The Student Loan Industrial Complex
Student loans taken out last year exceeded $100 billion,
pushing the total outstanding student-loan debt to nearly $1 trillion. Question: How is it helping the economy to have so many young people so deep in debt so early in their lives? Their spending power is dramatically reduced as they pay off these loans. There's no equity involved, so they can't borrow against them. They can't easily wriggle out of the loans, so they are legally anchored down by these debts, sometimes for decades. ...
Like the government's past housing policies, the government's student-loan policies have to be re-evaluated -- and the sooner the better.
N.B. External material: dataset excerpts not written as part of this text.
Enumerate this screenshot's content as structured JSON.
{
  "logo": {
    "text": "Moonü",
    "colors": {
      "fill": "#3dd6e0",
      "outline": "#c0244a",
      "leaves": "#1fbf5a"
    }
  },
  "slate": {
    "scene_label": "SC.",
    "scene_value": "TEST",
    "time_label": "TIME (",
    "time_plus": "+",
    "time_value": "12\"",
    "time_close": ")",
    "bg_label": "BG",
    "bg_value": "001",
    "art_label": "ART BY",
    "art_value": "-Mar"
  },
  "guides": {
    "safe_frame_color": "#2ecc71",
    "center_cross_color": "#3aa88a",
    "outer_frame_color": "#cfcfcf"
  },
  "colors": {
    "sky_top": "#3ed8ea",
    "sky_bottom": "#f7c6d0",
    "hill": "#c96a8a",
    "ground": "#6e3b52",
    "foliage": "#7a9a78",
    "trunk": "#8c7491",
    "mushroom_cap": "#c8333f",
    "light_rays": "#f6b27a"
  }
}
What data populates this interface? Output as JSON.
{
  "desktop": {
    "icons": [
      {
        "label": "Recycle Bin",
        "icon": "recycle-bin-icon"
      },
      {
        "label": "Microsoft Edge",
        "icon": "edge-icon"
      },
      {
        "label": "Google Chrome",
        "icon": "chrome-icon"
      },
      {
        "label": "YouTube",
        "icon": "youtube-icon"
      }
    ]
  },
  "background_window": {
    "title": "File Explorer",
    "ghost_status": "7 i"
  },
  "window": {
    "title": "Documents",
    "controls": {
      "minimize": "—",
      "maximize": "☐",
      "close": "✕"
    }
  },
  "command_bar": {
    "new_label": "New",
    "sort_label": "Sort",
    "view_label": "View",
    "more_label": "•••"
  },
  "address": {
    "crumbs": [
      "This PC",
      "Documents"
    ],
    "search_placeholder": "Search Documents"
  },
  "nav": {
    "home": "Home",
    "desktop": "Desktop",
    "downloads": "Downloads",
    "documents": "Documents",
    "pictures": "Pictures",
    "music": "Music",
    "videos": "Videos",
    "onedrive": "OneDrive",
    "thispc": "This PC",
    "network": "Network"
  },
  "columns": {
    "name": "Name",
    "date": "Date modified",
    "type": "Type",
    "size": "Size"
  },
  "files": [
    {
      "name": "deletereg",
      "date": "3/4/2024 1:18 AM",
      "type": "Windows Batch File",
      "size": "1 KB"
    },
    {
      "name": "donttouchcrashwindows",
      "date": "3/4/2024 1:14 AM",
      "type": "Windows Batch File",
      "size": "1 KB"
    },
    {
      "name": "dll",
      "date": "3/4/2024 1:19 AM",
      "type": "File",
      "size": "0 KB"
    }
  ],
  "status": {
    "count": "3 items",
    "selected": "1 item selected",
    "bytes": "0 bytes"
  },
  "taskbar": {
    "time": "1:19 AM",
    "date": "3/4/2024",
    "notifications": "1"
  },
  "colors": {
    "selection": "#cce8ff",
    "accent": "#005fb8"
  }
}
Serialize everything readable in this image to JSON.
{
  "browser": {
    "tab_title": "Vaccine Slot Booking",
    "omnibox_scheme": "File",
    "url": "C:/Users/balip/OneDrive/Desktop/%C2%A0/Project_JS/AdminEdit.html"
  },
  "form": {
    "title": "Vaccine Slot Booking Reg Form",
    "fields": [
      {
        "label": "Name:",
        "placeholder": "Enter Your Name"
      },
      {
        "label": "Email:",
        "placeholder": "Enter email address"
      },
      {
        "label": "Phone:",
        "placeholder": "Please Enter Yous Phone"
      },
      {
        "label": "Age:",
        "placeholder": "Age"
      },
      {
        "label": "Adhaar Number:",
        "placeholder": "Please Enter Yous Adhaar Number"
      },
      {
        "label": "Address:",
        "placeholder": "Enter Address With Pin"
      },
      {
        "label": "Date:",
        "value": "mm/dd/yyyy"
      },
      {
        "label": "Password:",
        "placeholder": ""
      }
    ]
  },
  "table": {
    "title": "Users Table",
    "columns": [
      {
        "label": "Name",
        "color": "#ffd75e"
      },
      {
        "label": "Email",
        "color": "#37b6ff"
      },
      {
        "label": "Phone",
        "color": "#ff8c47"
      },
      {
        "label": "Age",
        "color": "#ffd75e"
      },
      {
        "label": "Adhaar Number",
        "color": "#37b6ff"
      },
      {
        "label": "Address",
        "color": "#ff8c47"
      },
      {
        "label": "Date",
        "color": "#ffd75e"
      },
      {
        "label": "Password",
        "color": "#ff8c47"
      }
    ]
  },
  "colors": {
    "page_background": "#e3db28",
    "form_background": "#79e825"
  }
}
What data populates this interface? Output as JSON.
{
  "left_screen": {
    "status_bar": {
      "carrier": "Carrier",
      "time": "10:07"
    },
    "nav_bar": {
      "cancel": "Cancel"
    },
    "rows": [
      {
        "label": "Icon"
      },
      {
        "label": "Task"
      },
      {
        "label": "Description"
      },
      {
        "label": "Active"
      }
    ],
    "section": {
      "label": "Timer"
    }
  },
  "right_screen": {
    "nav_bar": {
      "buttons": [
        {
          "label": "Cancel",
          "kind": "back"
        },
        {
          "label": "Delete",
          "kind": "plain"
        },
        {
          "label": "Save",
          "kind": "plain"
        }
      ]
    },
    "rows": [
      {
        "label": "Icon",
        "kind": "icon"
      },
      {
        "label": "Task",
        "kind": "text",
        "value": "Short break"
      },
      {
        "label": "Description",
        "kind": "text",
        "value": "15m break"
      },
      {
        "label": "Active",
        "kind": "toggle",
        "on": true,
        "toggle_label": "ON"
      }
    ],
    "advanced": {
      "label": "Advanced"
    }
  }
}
After the housing-market crash, many lawmakers on the left and right conceded that the dream of every American owning a home had to be re-evaluated. The policy goal wasn't practical, safe or affordable. The same applies to student loans. The dream of sending every willing student to college also has to be re-evaluated, if it entails putting them into heavy long-term debt. ... Reader No. 1 and I got in a good conversation about the student-loan issue over the weekend. I mentioned to him how some young OWS protesters and sympathizers blamed Wall Street/bank bill collectors for their woes. They make a direct connection between Wall Street and their debt woes. And there is a connection. A big connection. Financial institutions are making big bucks by acting on behalf of the government. But the other culprits in this sad saga -- the government and the higher-education establishment -- are not getting the criticism
P.S. -- Comparisons of student loans to last decade's subprime-mortgage frenzy are apt. The similarities are eerie. But because of federal laws, it's harder for borrowers to default on student-loans, reducing the sudden risks of a wide-ranging financial-system disruptions. But student loans still have a long-term effect on the economy. It's a policy desperately in need of review and immediate reform.